Although many progresses have been made to understand the origin and biology of follicular lymphoma [41, 42], we are still essentially relying on clinical-related factors to guide our therapeutic decisions. We may hope that some biomarkers will provide useful insights into the future. Another field of interest is the monitoring of treatment efficacy, with the use of 18FGD PET–CT. Recent retrospective and prospective studies demonstrated that PET–CT results can predict the outcome of patients at the end of induction immune-chemotherapy [43, 44].

Given the success of the first anti-CD20 antibody used, rituximab, several other antibodies targeting the same antigen are being developed, including ofatumomab, veltuzumab or obinutuzumab (also called GA101) [45]. This latter molecule is a new type II glyco-engineered humanized anti-CD20 recognizing a distinct epitope of this cell surface antigen. In in vitro and animal models, obinutuzumab was shown to have a very potent direct cell killing effect against malignant B cell, and an increased ability to induce antibody-dependent cellular cytotoxicity [46] Promising clinical data were obtained in phase I and II trials, suggesting a good safety and efficacy profile of this new antibody in follicular lymphoma patients [47]. The combination of obinutuzumab plus chemotherapy followed by obinutuzumab maintenance is then currently being compared to the standard approach, rituximab plus chemotherapy induction followed by rituximab maintenance (GALLIUM study, NCT01332968). The use of immunomodulating agents to increase the efficacy of anti-CD20 antibodies has also been explored with very promising results [48], leading to the recent launch of a large international phase III study (RELEVANCE) testing this chemotherapy-free regimen against the standard rituximab-chemotherapy induction followed by rituximab maintenance (NCT01650701). Other new treatments are actively being developed with antibody drug conjugates or targeted therapies directed against key pathways involved in B cell signaling [49].
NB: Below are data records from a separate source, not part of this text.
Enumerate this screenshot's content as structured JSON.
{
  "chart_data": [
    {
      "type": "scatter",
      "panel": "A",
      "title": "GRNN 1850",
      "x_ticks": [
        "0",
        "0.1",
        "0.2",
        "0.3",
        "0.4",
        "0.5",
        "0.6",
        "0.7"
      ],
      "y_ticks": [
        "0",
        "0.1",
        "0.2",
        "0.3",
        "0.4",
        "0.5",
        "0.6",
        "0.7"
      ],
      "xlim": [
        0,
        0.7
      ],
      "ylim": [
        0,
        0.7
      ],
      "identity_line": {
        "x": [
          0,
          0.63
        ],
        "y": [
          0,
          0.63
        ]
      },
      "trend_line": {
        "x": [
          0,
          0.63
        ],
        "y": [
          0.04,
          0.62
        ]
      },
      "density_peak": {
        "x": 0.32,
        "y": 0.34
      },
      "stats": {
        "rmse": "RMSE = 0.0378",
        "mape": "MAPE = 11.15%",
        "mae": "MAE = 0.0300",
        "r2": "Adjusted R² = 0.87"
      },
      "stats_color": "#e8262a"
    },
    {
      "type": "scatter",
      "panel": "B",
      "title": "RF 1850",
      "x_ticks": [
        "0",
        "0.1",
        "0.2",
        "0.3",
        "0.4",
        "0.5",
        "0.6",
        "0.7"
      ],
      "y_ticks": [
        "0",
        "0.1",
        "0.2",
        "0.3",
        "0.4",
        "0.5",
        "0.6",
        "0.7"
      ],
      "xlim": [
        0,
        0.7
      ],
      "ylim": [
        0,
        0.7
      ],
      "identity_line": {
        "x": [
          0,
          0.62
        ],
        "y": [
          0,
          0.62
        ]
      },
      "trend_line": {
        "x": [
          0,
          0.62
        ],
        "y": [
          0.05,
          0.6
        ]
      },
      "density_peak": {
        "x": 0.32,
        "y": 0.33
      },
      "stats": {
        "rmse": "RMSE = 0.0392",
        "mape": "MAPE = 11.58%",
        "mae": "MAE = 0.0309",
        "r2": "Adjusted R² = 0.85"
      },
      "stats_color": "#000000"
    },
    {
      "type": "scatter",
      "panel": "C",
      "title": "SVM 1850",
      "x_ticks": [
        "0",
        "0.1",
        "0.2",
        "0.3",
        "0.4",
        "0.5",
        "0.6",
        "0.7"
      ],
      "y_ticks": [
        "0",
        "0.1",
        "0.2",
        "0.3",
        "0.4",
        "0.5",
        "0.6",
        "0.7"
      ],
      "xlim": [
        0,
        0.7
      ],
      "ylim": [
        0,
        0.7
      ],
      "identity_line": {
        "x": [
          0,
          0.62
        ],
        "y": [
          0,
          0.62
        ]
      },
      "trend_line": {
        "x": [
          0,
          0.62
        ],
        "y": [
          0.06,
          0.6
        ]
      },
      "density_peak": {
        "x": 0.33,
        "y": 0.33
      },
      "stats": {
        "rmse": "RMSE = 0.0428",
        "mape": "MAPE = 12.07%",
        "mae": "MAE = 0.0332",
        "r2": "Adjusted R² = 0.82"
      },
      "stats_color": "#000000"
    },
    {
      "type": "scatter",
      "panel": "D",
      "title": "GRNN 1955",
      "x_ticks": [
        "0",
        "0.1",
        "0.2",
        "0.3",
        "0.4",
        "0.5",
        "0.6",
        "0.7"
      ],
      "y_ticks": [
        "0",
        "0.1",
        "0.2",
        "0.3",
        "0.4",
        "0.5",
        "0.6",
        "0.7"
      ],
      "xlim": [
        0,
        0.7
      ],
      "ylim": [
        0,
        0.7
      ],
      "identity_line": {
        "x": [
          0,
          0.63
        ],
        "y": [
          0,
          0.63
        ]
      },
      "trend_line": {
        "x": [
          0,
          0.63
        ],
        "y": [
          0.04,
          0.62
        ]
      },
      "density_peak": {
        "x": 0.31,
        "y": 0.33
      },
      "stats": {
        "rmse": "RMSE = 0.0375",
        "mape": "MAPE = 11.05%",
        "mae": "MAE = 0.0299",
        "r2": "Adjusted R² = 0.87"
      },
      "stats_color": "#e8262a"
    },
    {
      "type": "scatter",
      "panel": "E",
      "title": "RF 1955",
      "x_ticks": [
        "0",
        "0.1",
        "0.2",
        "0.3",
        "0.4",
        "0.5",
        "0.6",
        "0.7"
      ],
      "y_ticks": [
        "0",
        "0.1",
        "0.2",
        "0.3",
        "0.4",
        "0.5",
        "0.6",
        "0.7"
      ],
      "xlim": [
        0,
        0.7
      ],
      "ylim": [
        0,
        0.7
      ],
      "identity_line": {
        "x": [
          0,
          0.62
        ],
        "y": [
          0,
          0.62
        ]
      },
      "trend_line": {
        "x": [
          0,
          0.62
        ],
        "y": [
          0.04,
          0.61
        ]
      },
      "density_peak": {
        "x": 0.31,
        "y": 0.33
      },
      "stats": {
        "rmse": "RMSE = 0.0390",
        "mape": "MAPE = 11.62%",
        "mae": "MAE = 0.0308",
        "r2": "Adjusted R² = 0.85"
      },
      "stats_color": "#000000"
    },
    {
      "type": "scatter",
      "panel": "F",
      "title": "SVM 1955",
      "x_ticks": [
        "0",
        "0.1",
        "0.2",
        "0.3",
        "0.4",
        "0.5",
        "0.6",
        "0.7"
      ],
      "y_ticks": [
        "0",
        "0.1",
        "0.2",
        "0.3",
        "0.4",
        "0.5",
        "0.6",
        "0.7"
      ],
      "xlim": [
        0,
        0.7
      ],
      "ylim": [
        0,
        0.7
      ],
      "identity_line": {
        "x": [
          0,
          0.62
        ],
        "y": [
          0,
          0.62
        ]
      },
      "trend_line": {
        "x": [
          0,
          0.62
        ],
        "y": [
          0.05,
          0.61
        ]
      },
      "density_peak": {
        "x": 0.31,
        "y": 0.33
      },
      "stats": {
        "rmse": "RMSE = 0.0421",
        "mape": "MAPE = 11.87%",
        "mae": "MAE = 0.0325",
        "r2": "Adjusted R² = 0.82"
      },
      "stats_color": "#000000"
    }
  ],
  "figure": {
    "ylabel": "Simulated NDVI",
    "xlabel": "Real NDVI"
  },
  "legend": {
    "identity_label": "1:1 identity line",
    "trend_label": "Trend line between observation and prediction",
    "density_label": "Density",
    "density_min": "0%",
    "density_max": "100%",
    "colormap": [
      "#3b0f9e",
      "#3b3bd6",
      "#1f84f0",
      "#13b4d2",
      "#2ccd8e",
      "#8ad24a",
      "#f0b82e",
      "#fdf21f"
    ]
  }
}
With all these options currently or soon to be available, one can imagine that multiple clinical studies will explore the different combination and strategies for the treatment of follicular lymphoma patients (Fig. 3). Finally, with the current therapeutic options available for patients with follicular lymphoma, which allow expecting a survival longer than 10 years for most patients, it becomes also crucial to consider short- and long-term treatment related toxicities, as well as patient age and comorbidities.

Fig. 3
figure 3

This diagram describes several hypotheses to be explored to improve the treatment of follicular lymphoma patients. Given the benefit achieved with anti-CD20 antibodies, this part of treatment will probably remain a key component of the treatment during induction and consolidation. This can include rituximab or new generation anti-CD20 antibodies. The present chemotherapy combination may be challenged in the future by non-cytotoxic approaches such as the combination of rituximab plus IMIDs® or the combination of rituximab with new agents, new monoclonal antibodies (MoAbs), kinase inhibitors or bcl2 inhibitory molecules, for instance. These molecules may potentially be used during maintenance, either as continuation of induction therapy or being introduced after rituximab-chemotherapy induction. A thorough monitoring of response achieved after induction using PET–CT will likely be useful. It may identify patients who remain PET–CT positive after induction, in which other options such as autologous stem cell transplantation (ASCT), radio-immunotherapy (RIT) or new antibody drug conjugates (ADC) might be evaluated

Firm data obtained in randomized clinical trials are available to choose some of our strategies for the benefit of the patients. But individualized therapy will become increasingly important with the new therapeutic tools in the future.